Schematic representation of genotypes with or without a complex allele. Mutation 1 and Mutation 2 are in trans arrangement and are present in two patients. The patient on the right has only these two mutations whereas the patient on the left has Mutation 3 also on the same allele of Mutation 1 in cis arrangement. In this case, it is assumed that the effect of Mutation 3 worsen that of the Mutation 1. The presence of the complex allele has diagnostic, prognostic and therapeutic consequences. If the Mutation 3 remains undetected, an inaccurate genotyping will result with the two patients showing the same apparent genotype. This may have as a consequence an apparent poor genotype–phenotype relationship.

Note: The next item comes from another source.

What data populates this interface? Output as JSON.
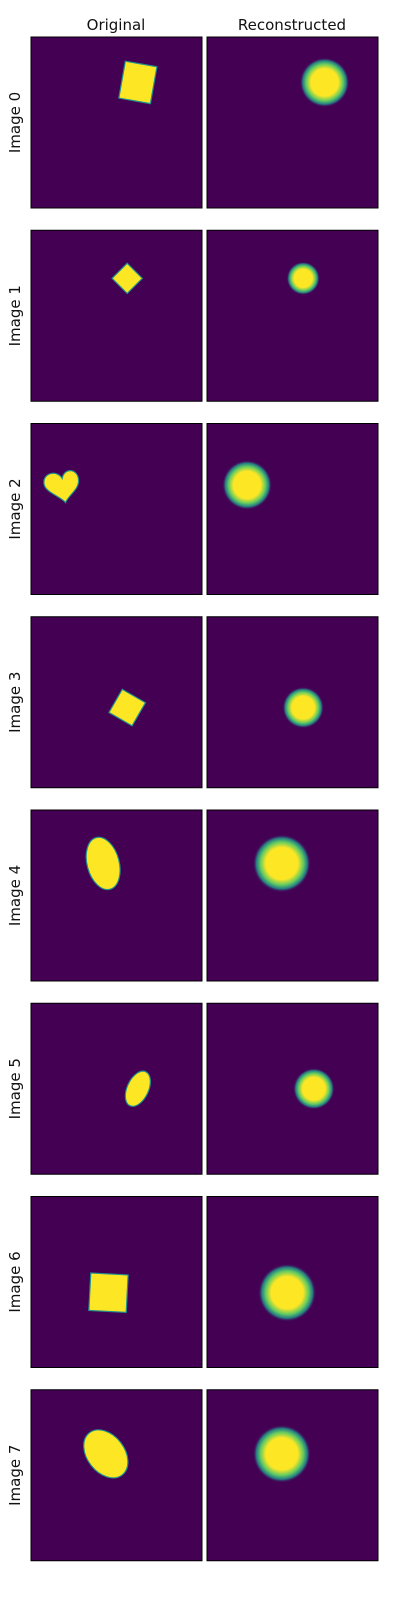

The prognostic ability depends on a predictable genotype–phenotype relationship. A first step within the path from genotype to phenotype is the transition from the CFTR-mutated genotype to CFTR protein residual function. This step is influenced by CFTR intragenic variability, including the combination of mutations in trans and in cis. The disclosure of complex alleles is crucial to ameliorate the comprehension of the genotype–phenotype relationship and, consequently, the prognostic skill.

At least 2 mutational class-specific treatments are already in clinical use for CF.11 It should be evident that an inaccurate mutated genotype may severely hamper the therapeutic response to these kind of approaches, due to the presence of a second and possibly undetected mutation. From this point of view, the [A238V;F508del] may have a considerable impact on the CF-personalized therapy. In fact, it is one of the few complex alleles found in cis with the F508del mutation that, due to the fact that it is the most frequent CF mutation, is a primary target of personalized therapies. The high prevalence of this complex allele, may have as a consequence that up to 11% of the patients homozygous for F508del mutation and up to 7% of patients compound heterozygous for it, may have a reduced therapeutic answer due to the presence of A238V also on the same allele. Great attention should be paid to this subject, also taking into account the high costs of these new mutation class-specific therapies. Obviously, similar considerations may be posed also for other complex alleles, as well as for a future application of CF gene therapy based on gene targeting approaches.

Taking together the scattered experimental data available, complex alleles seem to account for a greater degree of variability than usually acknowledged with consequent diagnostic, prognostic and therapeutic spin-offs. For this reason, each description of a new complex allele and the corresponding phenotypic information may aid to compose the puzzle. All researchers working on complex alleles invariably deal with their relatively low abundance if taken individually. This complicates both the statistical analysis and clinical functional characterization. It appears to be mandatory to organize international multicentric research projects that can collect case series sufficiently large to overcome these limitations.